Should inexperienced trainees be delivering acute medical services?

  1. I Davies
  1. (Immediate Past) Chair BMA Wales JDC Department of Child Health, King’s College Hospital, Bessemer Road, Denmark Hill, London SE5 9RS, UK; y.tarw{at}virgin.net

      Earlier this year Smith and Poplett discussed the findings of a questionnaire that had been answered by newly qualified pre-registration house officers and senior house officers.1 The questions concerned various aspects of basic acute medical care. The results suggested significant gaps in knowledge and understanding of both the signs and immediate management of these conditions. The authors concluded that medical graduates are poorly prepared to identify and treat critically ill patients and felt that “these deficits have the potential to contribute to error and to influence patient outcome”. The authors did not, at any point, consider whether such young and inexperienced doctors should be assessing and treating such acutely ill patients in the first place.

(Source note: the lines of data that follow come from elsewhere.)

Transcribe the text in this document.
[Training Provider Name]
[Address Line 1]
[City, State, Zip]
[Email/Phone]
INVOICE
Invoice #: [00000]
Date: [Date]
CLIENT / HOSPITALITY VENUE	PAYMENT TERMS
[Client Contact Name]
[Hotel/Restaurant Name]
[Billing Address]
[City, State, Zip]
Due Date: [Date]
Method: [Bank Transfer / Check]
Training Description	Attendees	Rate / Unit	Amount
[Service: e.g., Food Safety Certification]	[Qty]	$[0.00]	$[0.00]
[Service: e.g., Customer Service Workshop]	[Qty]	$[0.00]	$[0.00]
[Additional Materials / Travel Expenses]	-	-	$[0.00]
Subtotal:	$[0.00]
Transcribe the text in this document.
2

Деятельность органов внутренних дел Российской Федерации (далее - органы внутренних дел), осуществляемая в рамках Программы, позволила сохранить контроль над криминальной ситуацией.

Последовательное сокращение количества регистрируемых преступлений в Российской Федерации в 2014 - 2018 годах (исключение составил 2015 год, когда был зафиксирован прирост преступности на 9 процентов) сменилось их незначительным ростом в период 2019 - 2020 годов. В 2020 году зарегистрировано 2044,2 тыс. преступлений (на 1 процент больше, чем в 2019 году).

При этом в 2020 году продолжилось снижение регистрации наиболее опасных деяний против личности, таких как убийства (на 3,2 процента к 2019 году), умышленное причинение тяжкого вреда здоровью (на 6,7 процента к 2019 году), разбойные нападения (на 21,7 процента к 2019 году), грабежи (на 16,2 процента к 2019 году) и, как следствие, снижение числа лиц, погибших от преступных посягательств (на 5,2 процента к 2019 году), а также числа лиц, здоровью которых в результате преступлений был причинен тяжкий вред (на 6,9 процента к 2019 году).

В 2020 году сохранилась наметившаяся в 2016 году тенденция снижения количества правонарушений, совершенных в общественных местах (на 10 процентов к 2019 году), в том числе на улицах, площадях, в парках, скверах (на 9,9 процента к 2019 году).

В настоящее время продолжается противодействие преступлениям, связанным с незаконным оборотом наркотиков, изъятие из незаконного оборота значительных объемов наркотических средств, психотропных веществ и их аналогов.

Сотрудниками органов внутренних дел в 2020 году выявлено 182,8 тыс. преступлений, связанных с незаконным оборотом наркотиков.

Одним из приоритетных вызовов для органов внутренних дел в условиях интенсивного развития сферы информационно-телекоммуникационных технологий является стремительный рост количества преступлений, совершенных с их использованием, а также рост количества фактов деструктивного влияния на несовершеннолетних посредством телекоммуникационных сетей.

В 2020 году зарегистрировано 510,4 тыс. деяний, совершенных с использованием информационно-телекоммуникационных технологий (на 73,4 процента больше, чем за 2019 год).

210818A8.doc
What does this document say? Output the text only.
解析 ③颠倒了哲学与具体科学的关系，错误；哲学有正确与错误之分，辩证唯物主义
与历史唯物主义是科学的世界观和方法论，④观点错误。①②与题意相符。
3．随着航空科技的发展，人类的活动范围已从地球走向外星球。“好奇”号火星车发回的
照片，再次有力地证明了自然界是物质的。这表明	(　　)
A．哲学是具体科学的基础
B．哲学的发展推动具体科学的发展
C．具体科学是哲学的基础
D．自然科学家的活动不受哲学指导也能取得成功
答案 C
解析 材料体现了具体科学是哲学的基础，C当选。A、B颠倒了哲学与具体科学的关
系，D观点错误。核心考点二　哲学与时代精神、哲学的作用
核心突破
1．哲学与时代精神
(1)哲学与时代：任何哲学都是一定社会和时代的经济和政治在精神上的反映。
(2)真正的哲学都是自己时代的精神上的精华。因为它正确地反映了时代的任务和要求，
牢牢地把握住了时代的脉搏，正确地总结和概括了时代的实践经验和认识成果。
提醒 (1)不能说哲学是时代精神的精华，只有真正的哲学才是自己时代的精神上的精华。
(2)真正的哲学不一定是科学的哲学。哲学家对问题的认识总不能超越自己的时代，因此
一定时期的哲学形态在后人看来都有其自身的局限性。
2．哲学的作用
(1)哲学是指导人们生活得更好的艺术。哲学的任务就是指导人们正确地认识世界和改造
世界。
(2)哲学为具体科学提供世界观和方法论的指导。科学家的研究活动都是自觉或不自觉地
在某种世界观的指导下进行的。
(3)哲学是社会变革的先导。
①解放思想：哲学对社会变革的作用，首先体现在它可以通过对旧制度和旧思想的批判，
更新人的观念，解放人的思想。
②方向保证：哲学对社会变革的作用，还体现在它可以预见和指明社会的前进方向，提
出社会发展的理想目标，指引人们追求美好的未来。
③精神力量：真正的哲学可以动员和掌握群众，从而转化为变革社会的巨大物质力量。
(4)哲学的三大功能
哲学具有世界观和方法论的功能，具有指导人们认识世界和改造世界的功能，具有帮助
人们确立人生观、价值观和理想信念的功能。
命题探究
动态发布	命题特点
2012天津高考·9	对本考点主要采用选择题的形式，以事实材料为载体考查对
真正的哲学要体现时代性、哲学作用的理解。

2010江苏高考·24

      At the time of publication, this article was reported widely by the UK print media and I was interviewed by The Western Mail (the main Welsh broadsheet) for an article that appeared on the front page under the headline Doctor training “puts lives at risk”.2 I was unhappy with the paper’s interpretation of Smith and Poplett’s research, and because of the potential for public confusion I responded with a long letter to the editor where I made the following points3:

      1. The findings of the research did not surprise me and the situation is actually much better now than it was in 1993 when I qualified as a doctor. At the time, there was virtually no preparation for the realities of working in the NHS, with very little instruction on how to assess and treat sick people, prescribe drugs, take blood, or resuscitate collapsed patients. Instead, we learned very quickly “on the job” and many of us recall with horror our first few weeks as house officers, the pressure we were under, and the mistakes we must have made.

      2. There has been a recognition of these deficits over the last few years and the medical school courses across the UK have evolved appropriately. There has been a move away from the traditionally theoretical and highly academic approach to a more “hands on” and integrated course that concentrates on knowledge together with the practical and communicative skills needed to actually work as a doctor. Unfortunately, this paper suggests the process has still not gone far enough.

      3. Improving the training of medical students is only part of the answer and it must be remembered that the doctors interviewed were at the beginning of their postgraduate training. Both the British Medical Association and the government are committed to a health service that is delivered by “competently trained doctors” rather than “doctors in training”. It is essential that we move away from the traditional model of care where patients are first seen by the most junior doctors in the hospital. These doctors do not have the experience, training or basic skills to properly assess, diagnose, and treat patients with complicated and life threatening diseases.

      4. Patients should be seen at a much earlier stage in their admission by consultants. This would not only provide better levels of individual care but would also ensure more efficient service delivery.

      This article highlights the fact that inexperienced trainees lack the competence to deal with much of their workload and supports the argument that we should have a consultant delivered service.